George stopped chewing. He and Albert exchanged glances.

“Oh, you boys don’t get nervous,” he said. “I been stashing folks here for years. The sheriff would tell me if the law was onto us.”

“May I have some more biscuits?” George asked.

“Haven’t you had enough?” Kathryn said.

“Why don’t you mind your own business.”

Ora hopped up like there was a fire poker in her ass and landed two buttermilk biscuits on his plate. Kathryn just shook her head and walked out the screen door and onto the porch, resting an arm on the column and looking across the pasture at all those goddamn cows mooing at one another, blind and directionless until someone cracked the whip.
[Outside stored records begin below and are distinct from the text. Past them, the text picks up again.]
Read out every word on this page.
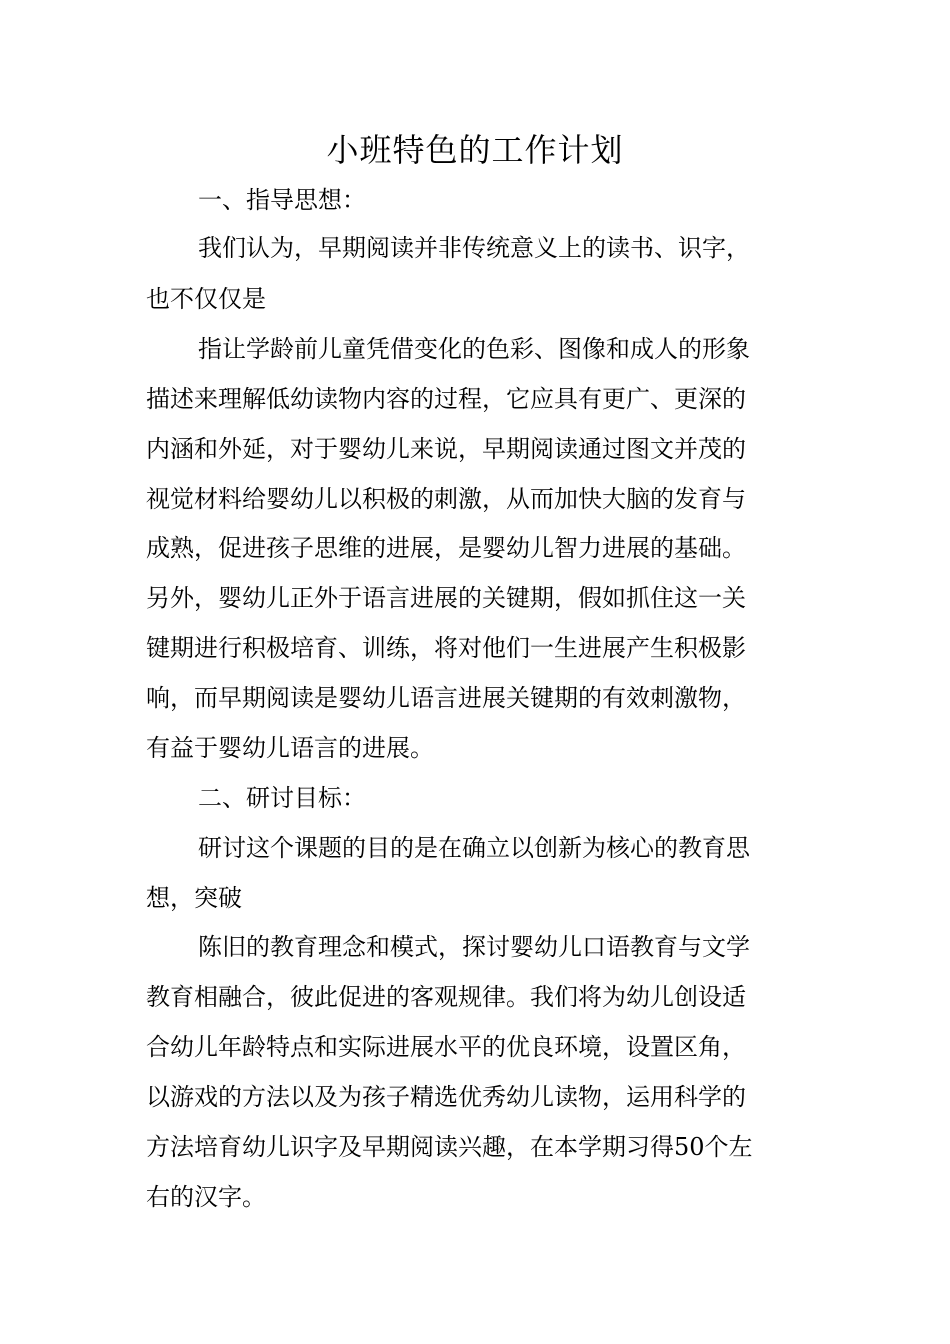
小班特色的工作计划

一、指导思想：

我们认为，早期阅读并非传统意义上的读书、识字，

也不仅仅是

指让学龄前儿童凭借变化的色彩、图像和成人的形象

描述来理解低幼读物内容的过程，它应具有更广、更深的

内涵和外延，对于婴幼儿来说，早期阅读通过图文并茂的

视觉材料给婴幼儿以积极的刺激，从而加快大脑的发育与

成熟，促进孩子思维的进展，是婴幼儿智力进展的基础。

另外，婴幼儿正外于语言进展的关键期，假如抓住这一关

键期进行积极培育、训练，将对他们一生进展产生积极影

响，而早期阅读是婴幼儿语言进展关键期的有效刺激物，

有益于婴幼儿语言的进展。

二、研讨目标：

研讨这个课题的目的是在确立以创新为核心的教育思

想，突破

陈旧的教育理念和模式，探讨婴幼儿口语教育与文学

教育相融合，彼此促进的客观规律。我们将为幼儿创设适

合幼儿年龄特点和实际进展水平的优良环境，设置区角，

以游戏的方法以及为孩子精选优秀幼儿读物，运用科学的

方法培育幼儿识字及早期阅读兴趣，在本学期习得50个左

右的汉字。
Suckers.

George sure took his time to join her, door clattering shut. He lit a cigarette and patted his stomach, following her down a path and to the garage he’d constructed with Potatoes and Boss that spring. He found the key in his pocket and loosened the lock and chain, opening up the big, wide barn doors to show off that gorgeous midnight blue Cadillac. A full sixteen cylinders, with big, fat pontoon fenders, torpedo headlights, and a slant-back grille topped with that gorgeous silver woman with wings. The places she’d see.

Kathryn ran her hand over the paint, which always felt liquid and alive to her, shining wet. She turned and leaned back against the door, crooking her finger at George. He didn’t need to be asked twice, but first shut the garage door and lit up a kerosene lantern.